My favourite 'day off recipe' is Lemon Tart from The River Cafe Cookbook, reproduced here... http://www.thecitykitchen.ca/Recipes_Lemon_Tart.htm

It takes a very long time and will make the arms of both of you ache from whisking and has so many eggs in that it will probably give you a heart attack... but it is soooooo worth it :-)
posted by alicegoldie at 8:52 AM on November 25, 2007


Oh, I forgot- you could make little filled fondant candies! Fondant takes a very long time to mix, but it's delicious, and the dipping process can result in hands completely covered in chocolate. I've made huge batches of these and given them away as Christmas gifts.
posted by showbiz_liz at 9:19 AM on November 25, 2007


Feijoada is a pretty good all day meal - it's the Brazilian National dish with several good sides - recommend you research as the history is interesting too, also I would recommend Alton Brown's method for making French Onion Soup.
posted by clanger at 11:00 AM on November 25, 2007


Pho.

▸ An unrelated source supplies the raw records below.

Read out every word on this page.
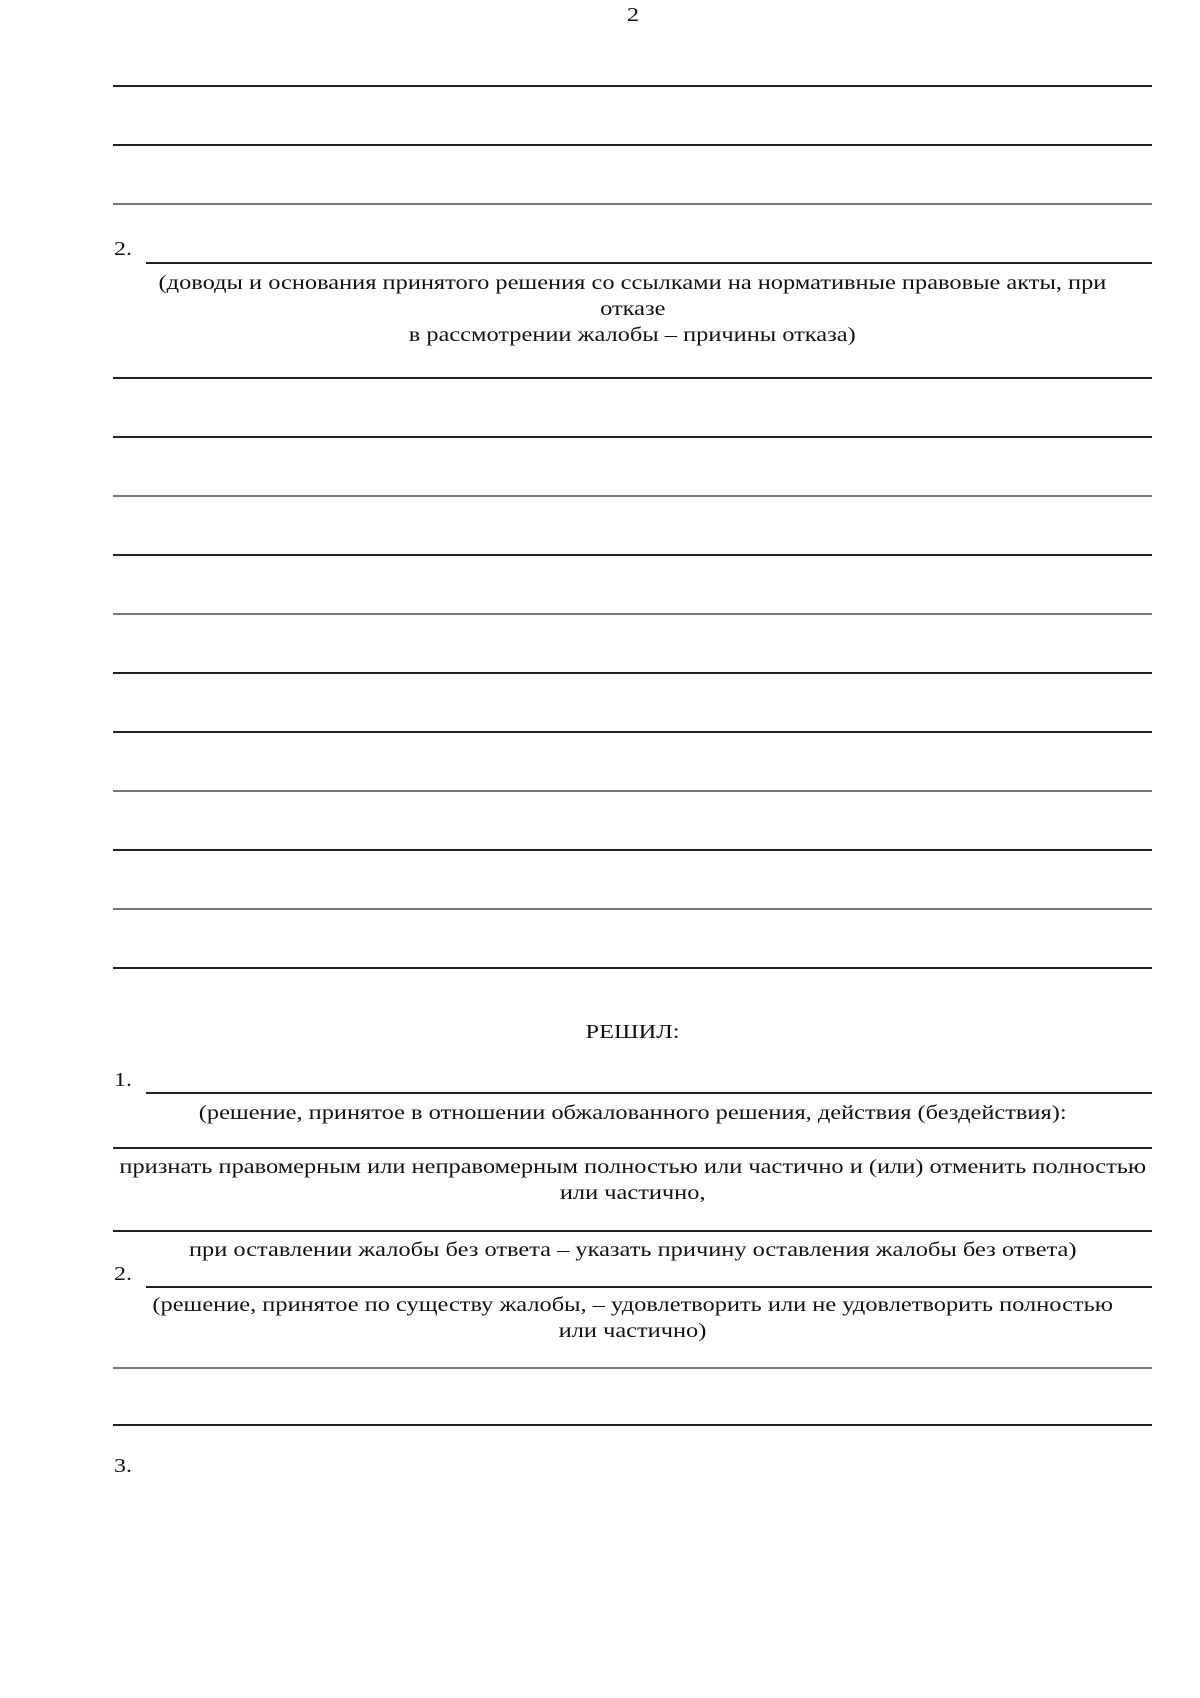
2
2.
(доводы и основания принятого решения со ссылками на нормативные правовые акты, при
отказе
в рассмотрении жалобы – причины отказа)
РЕШИЛ:
1.
(решение, принятое в отношении обжалованного решения, действия (бездействия):
признать правомерным или неправомерным полностью или частично и (или) отменить полностью
или частично,
при оставлении жалобы без ответа – указать причину оставления жалобы без ответа)
2.
(решение, принятое по существу жалобы, – удовлетворить или не удовлетворить полностью
или частично)
3.
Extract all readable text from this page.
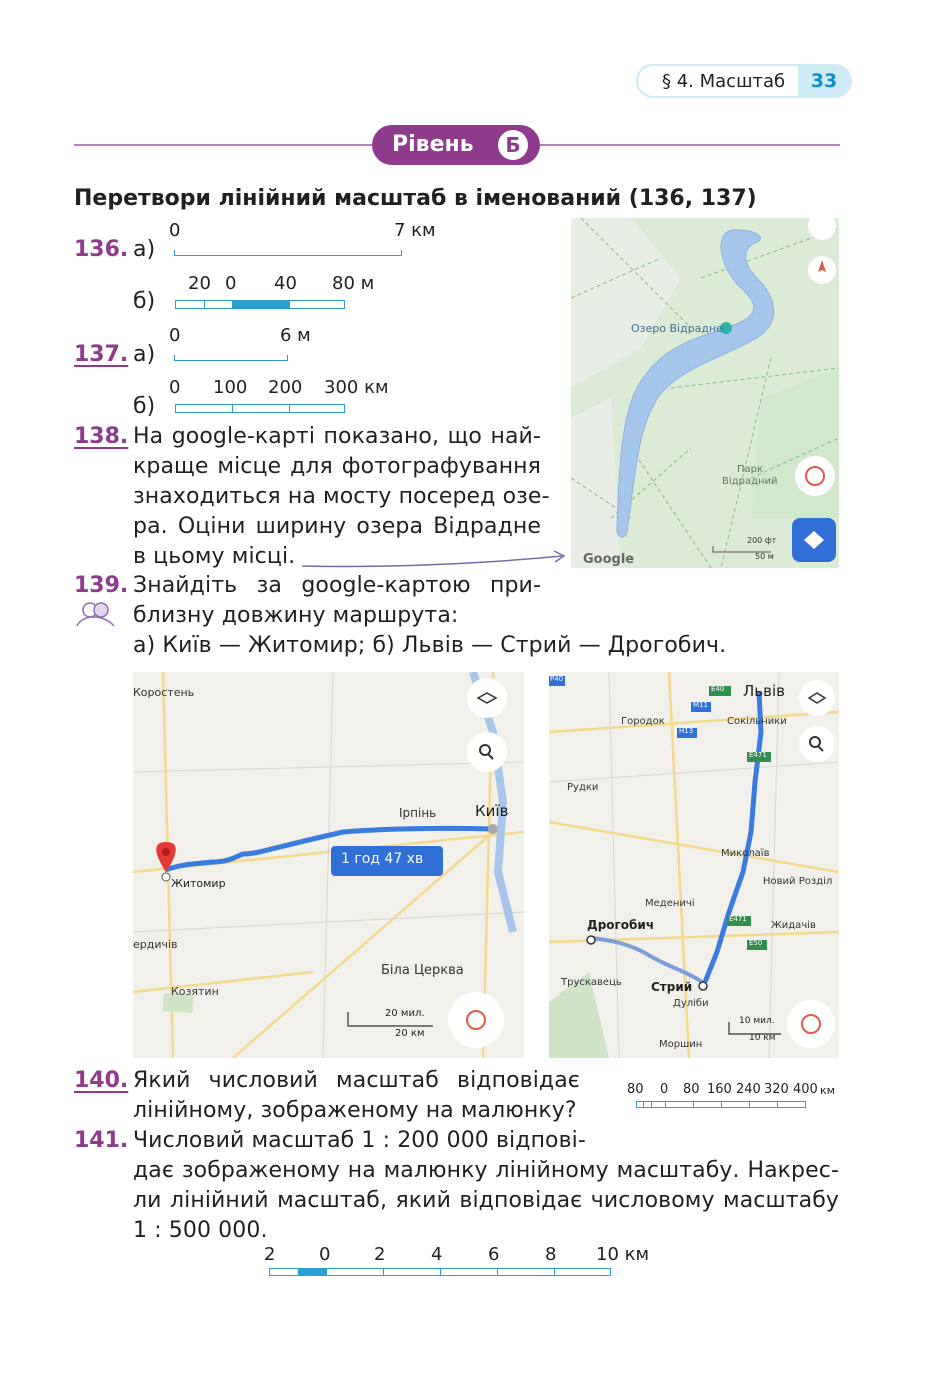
§ 4. Масштаб	33
Рівень	Б
Перетвори лінійний масштаб в іменований (136, 137)
136. а)
0	7 км
б)
20 0 40 80 м
137. а)
0	6 м
б)
0 100 200 300 км
138. На google-карті показано, що най-
краще місце для фотографування
знаходиться на мосту посеред озе-
ра. Оціни ширину озера Відрадне
в цьому місці.
Озеро Відрадне
Парк
Відрадний
200 фт
50 м
Google
139. Знайдіть за google-картою при-
близну довжину маршрута:
а) Київ — Житомир; б) Львів — Стрий — Дрогобич.
Коростень
Ірпінь	Київ
Житомир
ердичів
Біла Церква
Козятин
1 год 47 хв
20 мил.
20 км
Львів
Городок	Сокільники
Рудки
Миколаїв
Новий Розділ
Меденичі
Дрогобич	Жидачів
Трускавець Стрий
Дуліби
Моршин
E40
M11
H13
E471
E471
E50
P40
10 мил.
10 км
140. Який числовий масштаб відповідає
лінійному, зображеному на малюнку?
80 0 80 160 240 320 400 км
141. Числовий масштаб 1 : 200 000 відпові-
дає зображеному на малюнку лінійному масштабу. Накрес-
ли лінійний масштаб, який відповідає числовому масштабу
1 : 500 000.
2 0 2	4	6	8 10 км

There are some recipe links at the bottom of the Wikipedia entry.
posted by candyland at 2:43 PM on November 25, 2007


Pick up either of the Heston Blumenthal Perfection cook books. Classic dishes cooked in the most over-analysed involved way possible. Really good fun.
posted by roofus at 3:12 PM on November 25, 2007


I can't believe nobody mentioned veal Prince Orloff, especially given the Mary Tyler Moore episode.

That epicurious recipe is a reliable one, too.
posted by kmennie at 9:43 PM on November 25, 2007


I would suggest making homemade sausage. There are plenty of ethnic variations (think Greek loukanika, Moroccan merguez, cajun andouille or a good old hot Italian sausage with fennel).

There are meat grinding and sausage stuffing attachments for the KitchenAid mixer that make things easier. I like to do this methodically, doing all the mise en place before hand, then all the grinding and stuffing.

There are a couple of excellent books on the subject if you're looking for research and context. Paul Bertolli's Cooking by Hand has a lot on sausage-making (and many other all-day projects to boot), and Michael Ruhlman and Brian Polcyn's Charcuterie thoroughly covers the subject of sausagemaking.

I was thinking about projects to do over Christmas, and sausage-making is top of my list (I also like making pasta - projects that can involve my kids). As a bonus, you can definitely count on good eating at the end of the day. I make about 5kg at a go, eat some on the day and freeze the rest.
posted by sagwalla at 1:14 AM on November 26, 2007


How about Hasenfeffer? Delicious! And if you do it right (marinate the rabbit for 6 hours, grate the chocolate, etc., it pretty much takes the whole day. Plus, nothing's more romantic than feeding each other nibbles of the delicious dark chocolate and sips of the wine as you prepare the ingredients.